A directive issued by the National Bank of Ethiopia (NBE), which requires foreign oil companies engaged in oil and gas exploration and development projects in Ethiopia to open a foreign currency bank account in Ethiopia, has been a stumbling block to investments in the oil and gas exploration and development sector. Companies engaged in the oil and gas exploration and development projects have suspended their investment projects due to the restrictive directive. Even those who were negotiating with the Ministry of Mines and Petroleum to take new concessions have halted the negotiations.
After a repeated appeal by the oil companies and the Ministry of Mines and Petroleum, Prime Minister Abiy Ahmed (PhD) recently scrapped the directive that forces the companies to keep a foreign currency bank account in Ethiopia.
Poly GCL Petroleum Investments, Africa Oil, New Age, Delonex Energy, Gazprom and South West Energy are the international companies engaged in oil and gas exploration and development projects in Ethiopia. All the oil companies had suspended their operations due to the directive.
A senior official at the Ministry of Mines and Petroleum told The Reporter that after Prime Minister Abiy Ahmed took a bold measure to allow the oil and gas companies to have offshore account, the international oil companies have resumed work on their projects. The official said international oil companies have shown interest to take new oil exploration concessions.
A British oil firm, Delonex Energy, which has been negotiating to take over two exploration blocks in the Ogaden basin, had suspended the process due to the NBE’s directive. Delonex proposed to take over block 10 and 14 in the Ogaden basin. After a series of negotiations, the Ministry of Mines and Petroleum have accepted the proposal and remanded the petroleum production sharing agreement to the Council of Ministers. Accordingly, the Council of Ministers approved the production sharing agreement. However, Delonex had put on hold the process due to NBE’s directive.
A senior official of the Ministry of Mines and Petroleum told The Reporter that since the stumbling block has been removed Delonex and the Ministry would soon sign the production sharing agreement.
The official said another international oil company is also negotiating with the Ministry to sign a petroleum exploration and development agreement. “More companies are now showing interest to take new concessions. We have also prepared open exploration blocks not only in the Ogaden but also in other parts of the country,” he said. “The removal of the NBE’s directive has resurrected the oil and gas sector which was in a standstill for quite sometime,” he added.
The British energy firm New Age (African Global Energy Ltd.) has discovered 1.6 Trillion Cubic Feet of natural gas reserve in the Ogaden basin, in a locality called Elkuran. The company in collaboration with the Ministry of Mines and Petroleum is working on the commercialization of the gas reserve. “New Age has also been requesting the government to amend NBE’s directive,” a source told The Reporter.

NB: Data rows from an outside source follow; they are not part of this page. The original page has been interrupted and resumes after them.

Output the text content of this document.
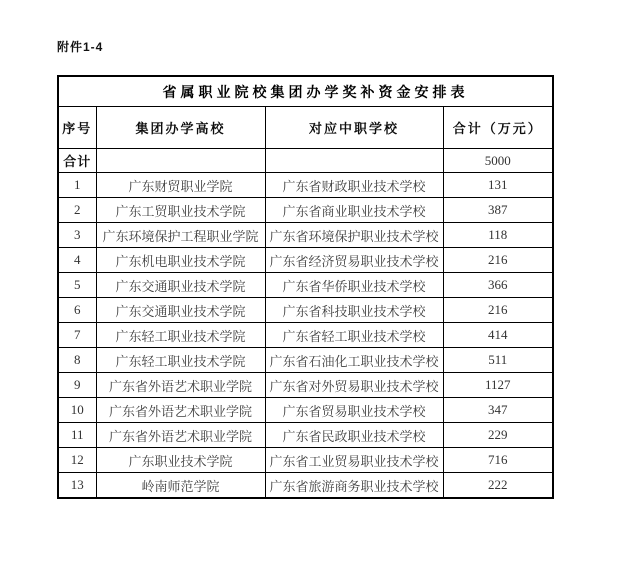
附件1-4
省属职业院校集团办学奖补资金安排表			
序号	集团办学高校	对应中职学校	合计（万元）
合计			5000
1	广东财贸职业学院	广东省财政职业技术学校	131
2	广东工贸职业技术学院	广东省商业职业技术学校	387
3	广东环境保护工程职业学院	广东省环境保护职业技术学校	118
4	广东机电职业技术学院	广东省经济贸易职业技术学校	216
5	广东交通职业技术学院	广东省华侨职业技术学校	366
6	广东交通职业技术学院	广东省科技职业技术学校	216
7	广东轻工职业技术学院	广东省轻工职业技术学校	414
8	广东轻工职业技术学院	广东省石油化工职业技术学校	511
9	广东省外语艺术职业学院	广东省对外贸易职业技术学校	1127
10	广东省外语艺术职业学院	广东省贸易职业技术学校	347
11	广东省外语艺术职业学院	广东省民政职业技术学校	229
12	广东职业技术学院	广东省工业贸易职业技术学校	716
13	岭南师范学院	广东省旅游商务职业技术学校	222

Poly GCL Petroleum Investments, the Chinese company which signed petroleum development and production sharing agreements with the Ministry of Mines in 2013 is in the process to extract a natural gas reserve in the Oganden basin.
According to the Ministry of Mines and Petroleum, Poly GCL is in the process to develop a 4.7 TCF of gas which was discovered in 1972 in Calub and Hilala localities. Poly GCL has undertaken exploration work and discovered additional gas reserve in a locality called Dohar. As a result the volume of the gas reserve has increased to 6-8 TCF. But the company is now working to extract the 4.7 TCF gas.
The gas produced from Calub and Hilala gas fields would be transported by a 760 km gas pipeline to a gas treatment plant to be built at the Port of Djibouti. The Chinese firm plans to change the gas into Liquid Natural Gas (LNG) at the gas treatment plant and export it to China. Poly GCL hopes to start pumping out the gas by 2021.
A source told The Reporter that Poly GCL which was discouraged by NBE’s directive is now reactivating the gas development project.